Abound as we are by technical acronyms and jargon, why do we feel the need for yet more terminology? Doesn’t it just serve to confuse people? Shouldn’t we be marketing technology in a way that everybody understands what we are talking about? Or do IT companies feel the only way to innovate is by bringing out new words for existing technologies?

Reading an article about fog computing, it led to a discussion amongst our technical team about what this ‘new’ technology is.

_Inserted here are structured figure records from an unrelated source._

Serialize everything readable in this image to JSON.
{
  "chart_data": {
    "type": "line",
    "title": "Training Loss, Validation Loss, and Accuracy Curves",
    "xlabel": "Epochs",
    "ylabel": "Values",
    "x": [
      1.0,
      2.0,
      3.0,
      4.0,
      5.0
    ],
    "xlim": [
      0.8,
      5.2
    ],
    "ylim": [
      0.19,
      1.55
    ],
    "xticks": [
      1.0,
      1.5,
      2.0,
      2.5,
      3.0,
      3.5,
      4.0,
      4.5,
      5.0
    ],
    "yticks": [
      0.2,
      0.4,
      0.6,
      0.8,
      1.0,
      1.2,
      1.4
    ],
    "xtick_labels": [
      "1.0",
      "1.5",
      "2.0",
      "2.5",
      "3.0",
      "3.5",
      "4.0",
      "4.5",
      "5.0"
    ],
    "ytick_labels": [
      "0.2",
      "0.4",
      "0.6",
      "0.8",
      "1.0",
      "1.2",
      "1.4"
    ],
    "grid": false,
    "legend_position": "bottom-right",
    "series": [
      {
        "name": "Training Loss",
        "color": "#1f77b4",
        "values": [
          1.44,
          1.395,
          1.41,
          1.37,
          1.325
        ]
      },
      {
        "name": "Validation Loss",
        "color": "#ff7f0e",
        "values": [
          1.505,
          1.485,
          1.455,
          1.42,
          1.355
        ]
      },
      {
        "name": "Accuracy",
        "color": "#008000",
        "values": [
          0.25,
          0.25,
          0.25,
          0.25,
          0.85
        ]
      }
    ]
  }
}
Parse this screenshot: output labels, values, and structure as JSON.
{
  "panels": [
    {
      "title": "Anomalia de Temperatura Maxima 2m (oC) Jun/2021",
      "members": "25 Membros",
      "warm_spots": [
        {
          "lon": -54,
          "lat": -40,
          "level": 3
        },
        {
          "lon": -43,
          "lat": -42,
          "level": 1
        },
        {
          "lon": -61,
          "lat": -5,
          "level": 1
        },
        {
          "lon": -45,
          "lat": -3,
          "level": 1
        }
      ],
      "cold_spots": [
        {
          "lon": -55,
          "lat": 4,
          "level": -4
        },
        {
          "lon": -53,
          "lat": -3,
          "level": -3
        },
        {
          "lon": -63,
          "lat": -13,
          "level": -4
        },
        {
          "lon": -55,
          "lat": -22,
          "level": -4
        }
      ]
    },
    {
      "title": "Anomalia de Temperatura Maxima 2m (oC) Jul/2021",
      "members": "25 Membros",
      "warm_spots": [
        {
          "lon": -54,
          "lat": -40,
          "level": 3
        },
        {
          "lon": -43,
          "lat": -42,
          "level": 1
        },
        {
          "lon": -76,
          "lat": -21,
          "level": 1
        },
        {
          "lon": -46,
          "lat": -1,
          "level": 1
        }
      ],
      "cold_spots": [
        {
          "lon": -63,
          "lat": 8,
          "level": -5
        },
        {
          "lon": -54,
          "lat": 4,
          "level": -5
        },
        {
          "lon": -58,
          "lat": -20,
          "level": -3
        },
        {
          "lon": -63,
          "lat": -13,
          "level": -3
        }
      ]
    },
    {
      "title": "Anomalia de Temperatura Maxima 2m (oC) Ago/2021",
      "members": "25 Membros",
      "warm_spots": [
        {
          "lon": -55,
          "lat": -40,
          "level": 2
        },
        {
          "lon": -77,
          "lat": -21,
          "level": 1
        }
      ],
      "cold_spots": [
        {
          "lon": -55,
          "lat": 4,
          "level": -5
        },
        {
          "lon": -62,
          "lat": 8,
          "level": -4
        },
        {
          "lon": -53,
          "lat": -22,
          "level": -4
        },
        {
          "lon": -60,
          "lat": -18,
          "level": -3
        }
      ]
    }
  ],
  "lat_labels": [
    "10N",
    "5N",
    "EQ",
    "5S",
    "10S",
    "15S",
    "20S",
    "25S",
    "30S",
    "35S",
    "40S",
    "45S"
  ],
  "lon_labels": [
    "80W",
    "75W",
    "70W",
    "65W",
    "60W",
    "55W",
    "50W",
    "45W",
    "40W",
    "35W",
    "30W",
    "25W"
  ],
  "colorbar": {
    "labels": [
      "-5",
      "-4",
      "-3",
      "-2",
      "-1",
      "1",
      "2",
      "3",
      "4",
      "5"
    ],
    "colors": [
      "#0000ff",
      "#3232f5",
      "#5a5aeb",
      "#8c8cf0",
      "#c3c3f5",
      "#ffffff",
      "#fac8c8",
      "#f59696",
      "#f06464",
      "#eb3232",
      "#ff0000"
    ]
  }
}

According to the article it means localising some functionality and resources that need a higher bandwidth than the cloud can offer, in order to maintain high performance levels.  So some devices, and storage is put at a client level like in the past.

Compare that to a definition of hybrid cloud – a cloud environment in which an organisation provides and manages some resources in-house (localising it) and others provided externally in the cloud.

These definitions seem pretty much the same to me and when we already have a terminology that is accepted by the industry, what does one of the big players feel it will achieve by adding their own new one to it? The big player who is coining the phrase ‘fog computing’ argues that this is genuinely new in IT, and will be big for real time big data and real time analytics. “Fog devices are geographically distributed over heterogeneous platforms, spanning multiple management domains. Fog services are abstracted inside a container for ease of orchestration to accommodate heterogeneity”. However fog devices can push data to the cloud or to other places on the network if required which isn’t anything new.

So maybe this is just a new name for something has been available for  a while now, or maybe it is something new, in which case it may be wise to sharpen up on the marketing and explain  the differences between fog cloud and hybrid cloud with clear features and benefits. We will observe closely to see.